While our last dip in the dirty energy-funded climate denial cesspool that is RealClearEnergy surfaced a relatively new denial group, on Wednesday the site published a somewhat new take from a group infamous for once claiming coal ended slavery. And the content here is similarly themed, exploiting Black bodies to sell fossil fuels — this time, poverty.
The “energy poverty” angle of climate disinformation has been a favorite of dirty energy advocates, allowing them to pretend to care about poverty by promoting their product as its cure. But Katie Tahuahua of the (industry-funded) Texas Public Policy Foundation’s Life:Powered project has put a bizarre and even more shameless twist on it in her op-ed attacking Biden’s clean energy agenda.

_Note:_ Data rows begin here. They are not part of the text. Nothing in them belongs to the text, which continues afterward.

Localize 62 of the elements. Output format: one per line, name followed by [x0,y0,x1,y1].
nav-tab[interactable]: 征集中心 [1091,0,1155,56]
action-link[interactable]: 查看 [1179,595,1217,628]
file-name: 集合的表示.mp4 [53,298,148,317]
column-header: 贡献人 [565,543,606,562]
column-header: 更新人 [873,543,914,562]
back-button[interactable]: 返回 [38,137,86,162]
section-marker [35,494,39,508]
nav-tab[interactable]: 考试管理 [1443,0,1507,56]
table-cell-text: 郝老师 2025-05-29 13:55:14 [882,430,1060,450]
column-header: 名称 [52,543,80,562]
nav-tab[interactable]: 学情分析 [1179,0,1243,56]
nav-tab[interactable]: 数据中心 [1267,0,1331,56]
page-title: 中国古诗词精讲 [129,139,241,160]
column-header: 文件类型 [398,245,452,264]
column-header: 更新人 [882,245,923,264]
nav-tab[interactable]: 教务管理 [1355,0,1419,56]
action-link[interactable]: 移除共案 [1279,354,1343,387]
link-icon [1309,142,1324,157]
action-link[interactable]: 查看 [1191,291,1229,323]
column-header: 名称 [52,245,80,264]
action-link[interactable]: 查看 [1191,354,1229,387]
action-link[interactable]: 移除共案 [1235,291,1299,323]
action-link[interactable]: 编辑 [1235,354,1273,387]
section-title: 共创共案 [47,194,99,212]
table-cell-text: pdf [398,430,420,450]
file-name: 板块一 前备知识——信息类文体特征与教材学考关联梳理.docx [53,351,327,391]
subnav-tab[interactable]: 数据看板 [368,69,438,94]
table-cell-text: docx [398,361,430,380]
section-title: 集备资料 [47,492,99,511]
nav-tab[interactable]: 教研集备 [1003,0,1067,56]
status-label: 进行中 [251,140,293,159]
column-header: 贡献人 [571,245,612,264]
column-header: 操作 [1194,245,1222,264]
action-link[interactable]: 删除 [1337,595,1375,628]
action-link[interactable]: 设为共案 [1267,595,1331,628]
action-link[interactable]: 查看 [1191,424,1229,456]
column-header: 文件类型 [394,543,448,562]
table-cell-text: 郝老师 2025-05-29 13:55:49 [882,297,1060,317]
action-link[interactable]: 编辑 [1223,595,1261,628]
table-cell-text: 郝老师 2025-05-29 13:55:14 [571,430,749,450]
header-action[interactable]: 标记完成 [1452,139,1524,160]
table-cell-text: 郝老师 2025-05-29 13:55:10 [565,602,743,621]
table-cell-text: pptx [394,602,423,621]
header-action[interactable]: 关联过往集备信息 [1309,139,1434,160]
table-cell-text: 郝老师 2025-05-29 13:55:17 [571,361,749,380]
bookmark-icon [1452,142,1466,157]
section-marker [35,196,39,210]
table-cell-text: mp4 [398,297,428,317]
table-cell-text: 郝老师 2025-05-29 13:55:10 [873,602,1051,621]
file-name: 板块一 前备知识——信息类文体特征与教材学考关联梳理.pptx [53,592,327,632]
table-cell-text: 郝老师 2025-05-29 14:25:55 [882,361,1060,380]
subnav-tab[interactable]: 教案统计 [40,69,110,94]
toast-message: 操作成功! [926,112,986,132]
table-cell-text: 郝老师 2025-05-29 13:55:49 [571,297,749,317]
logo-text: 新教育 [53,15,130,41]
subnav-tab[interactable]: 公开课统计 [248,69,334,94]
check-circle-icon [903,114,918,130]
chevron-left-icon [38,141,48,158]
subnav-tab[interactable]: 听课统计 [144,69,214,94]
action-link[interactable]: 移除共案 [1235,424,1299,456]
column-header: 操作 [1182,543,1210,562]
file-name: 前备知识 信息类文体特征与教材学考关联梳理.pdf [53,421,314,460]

Tahuahua opens her piece by describing how “Aysha,” a 13-year-old Ethiopian girl, spends every day trekking four hours to get water and then another four to bring it back home to her family. “The water there is dirty and brown and unsanitary,” Tahuahua writes as though she actually travelled there, and isn’t just describing a 2 minute UNICEF video of a day in Aysha’s life, “but it’s water, and her family needs it to survive.”
Playing up the pity factor, Tahuahua notes that “Aysha doesn’t get back home until the sun is already setting. Meanwhile, her brother has gone to school.” Except the video, which very clearly shows the time of day, shows Aysha getting home in the middle of the afternoon, well before sunset. The point here isn't that Aysha's trek isn't grueling and tragic, or that access to clean water isn't a problem. The point is that Katie Tahuahua is not only a shameless exploiter of a child’s tragic situation, she’s also a flat-out liar.
Having preyed on readers’ compassion by deliberately misleading them about a child’s situation that needed no embellishment, and using Aysha as a convenient framing device for her political propaganda about how only fossil fuels can provide electricity to the poor, Tahuaha gets to the point.
President Biden’s climate agenda “will deny Aysha … a self-actualized life of equality and opportunity.” Specifically, his executive order to stop the US from funding dirty energy projects apparently means that Aysha won’t be receiving “funding that could have offered clean running water flowing right into her home.”
But, uh, for starters the UNICEF video of Aysha is from 2017, when Donald Trump was just getting started with a fully fossil-fueled agenda. (We don't know if Trump knows where Ethiopia is, but we're reasonably certain that if he saw Aysha, he'd assume she was from a shithole country.) So how, exactly, did President Biden’s 2021 Executive Order barring dirty energy spending abroad deprive Aysha of clean water in 2017?
Even if Tahuahua weren’t criticizing the president for not time traveling, what’s clean water got to do with dirty fuels? Last we checked, oil, gas, and coal pollute clean water. They certainly don’t provide it! Sure, pumps and filters and such need electricity, and electricity is vital to development and safety, but — in addition to the fact that Ethiopia has huge renewable energy resources — blaming Aysha's lack of access to clean water on efforts to fight climate change is a mind-bogglingly reductionist red herring. (Also, the country needs massive grid and transmission investment to get electricity to rural areas. Did we mention this is complicated?) All this is in addition to the incalculable suffering brought on by repeated drought, so it’s pretty dishonest to suggest that the problem of clean water access in Ethiopia could be solved by just building some power plants burning your fossil fuel of choice.
And of course, she’s wrong to claim that renewables aren’t a viable option for getting places electrified that have been so far overlooked by fossil fuel power plants — in fact, developing countries started installing more renewables than coal back in 2018.
But obviously accuracy isn’t important here. What’s important is that the fossil fuel industry’s spokespeople will eagerly and misleadingly exploit an African child’s 8-hour day collecting water in order to collect their paycheck.